Selon elle, les services constituent le segment du commerce international ayant connu la progression la plus soutenue au cours des vingt dernières années, une tendance amplifiée par la révolution numérique. Les prévisions de l’OMC annoncent une croissance du commerce mondial des services de 4,6 % en 2025 et de 4,4 % en 2026, dépassant nettement celle du commerce des marchandises. Les services numériques devraient enregistrer des performances encore plus fortes, avec une hausse projetée de 6,1 % en 2025 et 5,6 % en 2026.
La cheffe de l’OMC a toutefois rappelé que les pays en développement font face à de nombreux obstacles, liés notamment à la complexité réglementaire, à la diversité des secteurs et à la multiplicité des autorités concernées. « Les services sont désormais essentiels à la transformation économique des pays en développement », a-t-elle insisté, appelant ces États à les intégrer pleinement dans leurs stratégies nationales de développement.
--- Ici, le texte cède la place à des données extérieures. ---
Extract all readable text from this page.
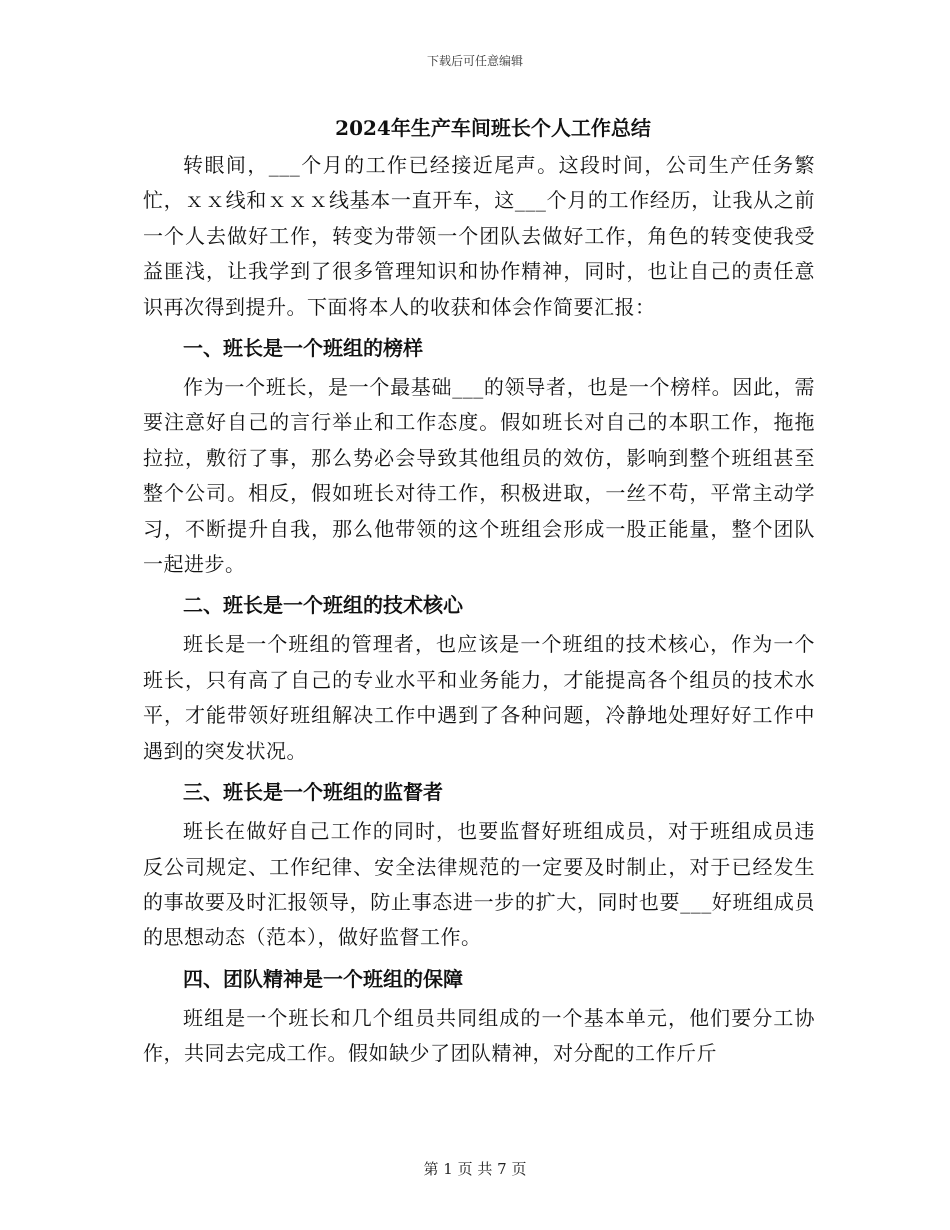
下载后可任意编辑
2024年生产车间班长个人工作总结

转眼间，___个月的工作已经接近尾声。这段时间，公司生产任务繁忙，ｘｘ线和ｘｘｘ线基本一直开车，这___个月的工作经历，让我从之前一个人去做好工作，转变为带领一个团队去做好工作，角色的转变使我受益匪浅，让我学到了很多管理知识和协作精神，同时，也让自己的责任意识再次得到提升。下面将本人的收获和体会作简要汇报：

一、班长是一个班组的榜样

作为一个班长，是一个最基础___的领导者，也是一个榜样。因此，需要注意好自己的言行举止和工作态度。假如班长对自己的本职工作，拖拖拉拉，敷衍了事，那么势必会导致其他组员的效仿，影响到整个班组甚至整个公司。相反，假如班长对待工作，积极进取，一丝不苟，平常主动学习，不断提升自我，那么他带领的这个班组会形成一股正能量，整个团队一起进步。

二、班长是一个班组的技术核心

班长是一个班组的管理者，也应该是一个班组的技术核心，作为一个班长，只有高了自己的专业水平和业务能力，才能提高各个组员的技术水平，才能带领好班组解决工作中遇到了各种问题，冷静地处理好好工作中遇到的突发状况。

三、班长是一个班组的监督者

班长在做好自己工作的同时，也要监督好班组成员，对于班组成员违反公司规定、工作纪律、安全法律规范的一定要及时制止，对于已经发生的事故要及时汇报领导，防止事态进一步的扩大，同时也要___好班组成员的思想动态（范本），做好监督工作。

四、团队精神是一个班组的保障

班组是一个班长和几个组员共同组成的一个基本单元，他们要分工协作，共同去完成工作。假如缺少了团队精神，对分配的工作斤斤

第 1 页 共 7 页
Ngozi Okonjo-Iweala a souligné que l’OMC, en partenariat avec la Banque mondiale, renforcera son assistance technique afin d’aider les économies en développement à surmonter les difficultés qui freinent leur participation au commerce des services. L’initiative TS4D fournira ainsi des outils pour identifier les contraintes réglementaires et d’offre, et élaborer des politiques adaptées.
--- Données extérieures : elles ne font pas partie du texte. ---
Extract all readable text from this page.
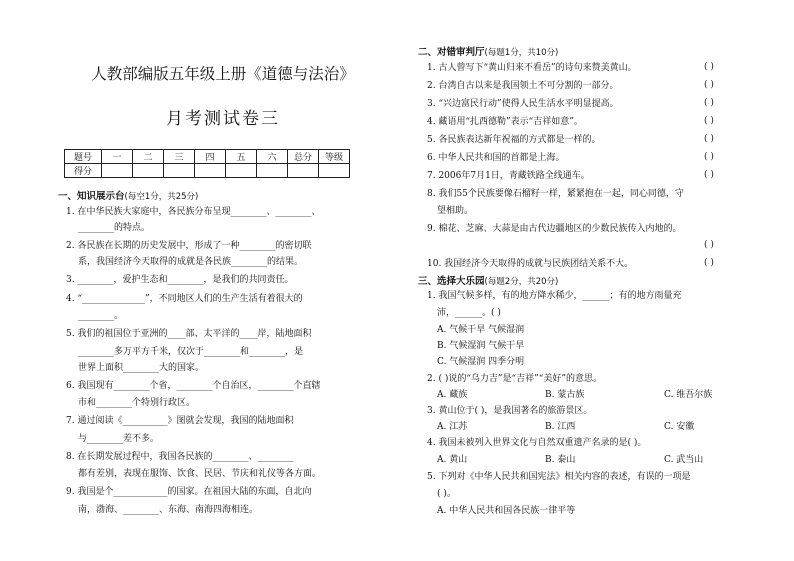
人教部编版五年级上册《道德与法治》
月考测试卷三
题号	一	二	三	四	五	六	总分	等级
得分								
一、知识展示台(每空1分，共25分)
1. 在中华民族大家庭中，各民族分布呈现________、________、
________的特点。
2. 各民族在长期的历史发展中，形成了一种________的密切联
系，我国经济今天取得的成就是各民族________的结果。
3. ________，爱护生态和________，是我们的共同责任。
4. “______________”，不同地区人们的生产生活有着很大的
________。
5. 我们的祖国位于亚洲的____部、太平洋的____岸，陆地面积
________多万平方千米，仅次于________和________，是
世界上面积________大的国家。
6. 我国现有________个省，________个自治区，________个直辖
市和________个特别行政区。
7. 通过阅读《__________》图就会发现，我国的陆地面积
与________差不多。
8. 在长期发展过程中，我国各民族的________、________
都有差别，表现在服饰、饮食、民居、节庆和礼仪等各方面。
9. 我国是个____________的国家。在祖国大陆的东面，自北向
南，渤海、________、东海、南海四海相连。
二、对错审判厅(每题1分，共10分)
1. 古人曾写下“黄山归来不看岳”的诗句来赞美黄山。	( )
2. 台湾自古以来是我国领土不可分割的一部分。	( )
3. “兴边富民行动”使得人民生活水平明显提高。	( )
4. 藏语用“扎西德勒”表示“吉祥如意”。	( )
5. 各民族表达新年祝福的方式都是一样的。	( )
6. 中华人民共和国的首都是上海。	( )
7. 2006年7月1日，青藏铁路全线通车。	( )
8. 我们55个民族要像石榴籽一样，紧紧抱在一起，同心同德，守
望相助。
9. 棉花、芝麻、大蒜是由古代边疆地区的少数民族传入内地的。
( )
10. 我国经济今天取得的成就与民族团结关系不大。	( )
三、选择大乐园(每题2分，共20分)
1. 我国气候多样，有的地方降水稀少，______；有的地方雨量充
沛，______。( )
A. 气候干旱 气候湿润
B. 气候湿润 气候干旱
C. 气候湿润 四季分明
2. ( )说的“乌力吉”是“吉祥”“美好”的意思。
A. 藏族	B. 蒙古族	C. 维吾尔族
3. 黄山位于( )，是我国著名的旅游景区。
A. 江苏	B. 江西	C. 安徽
4. 我国未被列入世界文化与自然双重遗产名录的是( )。
A. 黄山	B. 泰山	C. 武当山
5. 下列对《中华人民共和国宪法》相关内容的表述，有误的一项是
( )。
A. 中华人民共和国各民族一律平等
La DG a également présenté les nouveaux outils mis à disposition dans le cadre de TS4D, notamment une plateforme dotée d’un tableau de bord de diagnostic de la compétitivité du commerce des services, ainsi qu’un Manuel des bonnes pratiques réglementaires. La plateforme centralise également les travaux menés avec les organisations régionales et les banques de développement pour promouvoir les meilleures pratiques dans les économies en développement.
Appelant les États membres et les organisations partenaires à renforcer leur collaboration, elle a encouragé les pays en développement à s’inscrire dans l’initiative pour bénéficier d’un accompagnement sur mesure. « Les services mettent en relation les talents et permettent à chaque pays, quelle que soit sa taille, de participer pleinement à l’économie mondiale », a-t-elle rappelé.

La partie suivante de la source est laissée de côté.